The engineer nodded his approval and after sealing their pact with a hearty handshake, they turned to and commenced discharging the Maggie. When Captain Scraggs returned to the little steamer shortly after five o'clock, to his great amazement, he discovered Mr. Gibney and McGuffey dressed in their other suits—including celluloid collars and cuffs.

"The cargo's out, Scraggsy, my son, the decks has been washed down an' everything in my department is shipshape." Thus Mr. Gibney.

"Likewise in mine," McGuffey added.

"Consequently," Mr. Gibney concluded, "we're quittin' the Maggie an' if it's all the same to you we'll have our time."

"My dear Gib. Why, whatever's come over you two boys?"

"Stow your chatter, Scraggs. Shell out the cash. The only explanation we'll make is that a burned child dreads the fire. You've fooled us once in the matter o' that new boiler an' the paintin', an' we're not goin' to give you a second chance. Come through—or take the consequences. We'll sail no more with a liar an' a fraud."

"Them's hard words, Mr. Gibney."

"The truth is allers bitter," McGuffey opined.

Captain Scraggs paused to consider the serious predicament which confronted him. It was Saturday night. He knew Mr. McGuffey to be the possessor of more money than usual and if he could assure himself that this reserve should be dissipated before Monday morning he was aware, from experience, that the strike would be broken by Tuesday at the latest. And he could afford that delay. He resolved, therefore, on diplomacy.

"Well, I'm sorry," he answered with every appearance of contrition. "You fellers got me in the nine-hole an' I can't help myself. At the same time, I appreciate fully your p'int of view, while realizin' that I can't convince you o' mine. So we won't have no hard feelin's at partin', boys, an' to show you I'm a sport I'll treat to a French dinner an' a motion picture show afterward. Further, I shall regard a refusal of said invite as a pers'nal affront."

"By golly, you're gittin' sporty in your old age," the engineer declared. "I'll go you, Scraggs. How about you, Gib?"
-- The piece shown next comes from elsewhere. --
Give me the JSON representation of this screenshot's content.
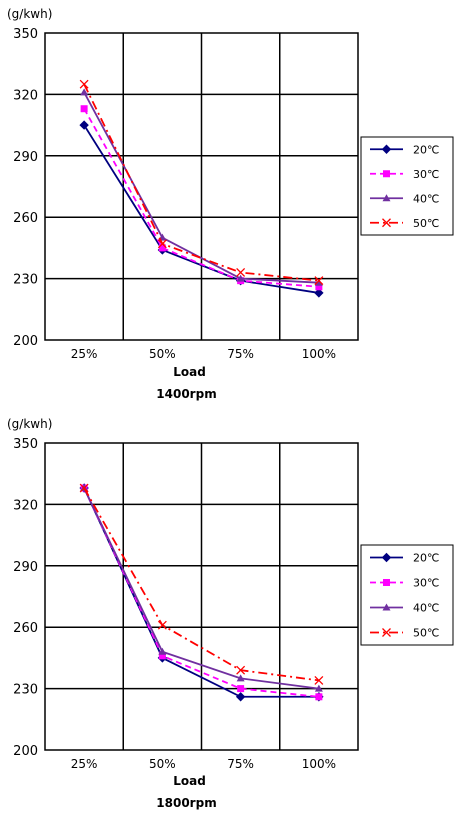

"I accept with thanks, Scraggsy, old tarpot. Personally, I maintain that seamen should leave their troubles aboard ship."

"That's the sperrit I appreciate, boys. Come to the cabin an' I'll pay you off. Then wait a coupler minutes till I shift into my glad rags an' away we'll go, like Paddy Ford's goat—on our own hook."

"Old Scraggsy's as cunnin' as a pet fox, ain't he?" the new navigating officer whispered, as Scraggs departed for his stateroom to change into his other suit. "He's goin' to blow himself on us to-night, thinkin' to soften our hard resolution. We'll fool him. Take all he gives us, but stand pat, Bart."

Bart nodded. His was one of those sturdy natures that could always be depended upon to play the game, win, lose, or draw.

As a preliminary move, Captain Scraggs declared in favour of a couple of cocktails to whet their appetites for the French dinner, and accordingly the trio repaired to an adjacent saloon and tucked three each under their belts—all at Captain Scraggs's expense. When he proposed a fourth, Mr. Gibney's perfect sportsmanship caused him to protest, and reluctantly Captain Scraggs permitted Gibney to buy. Scraggs decided to have a cigar, however, instead of another Martini. The ethics of the situation then indicated that McGuffey should "set 'em up," which he did over Captain Scraggs's protest—and again the wary Scraggs called for a cigar, alleging as an excuse for his weakness that for years three cocktails before dinner had been his absolute limit. A fourth cocktail on an empty stomach, he declared, would kill the evening for him.

The fourth cocktail having been disposed of, the barkeeper, sensing further profit did he but play his part judiciously, insisted that his customers have a drink on the house. Captain Scraggs immediately protested that their party was degenerating into an endurance contest—and called for another cigar. He now had three cigars, so he gave one each to his victims and forcibly dragged them away from the bar and up to a Pine Street French restaurant, the proprietor of which was an Italian. Captain Scraggs was for walking the six blocks to this restaurant, but Mr. McGuffey had acquired, on six cocktails, what is colloquially described as "a start," and insisted upon chartering a taxicab.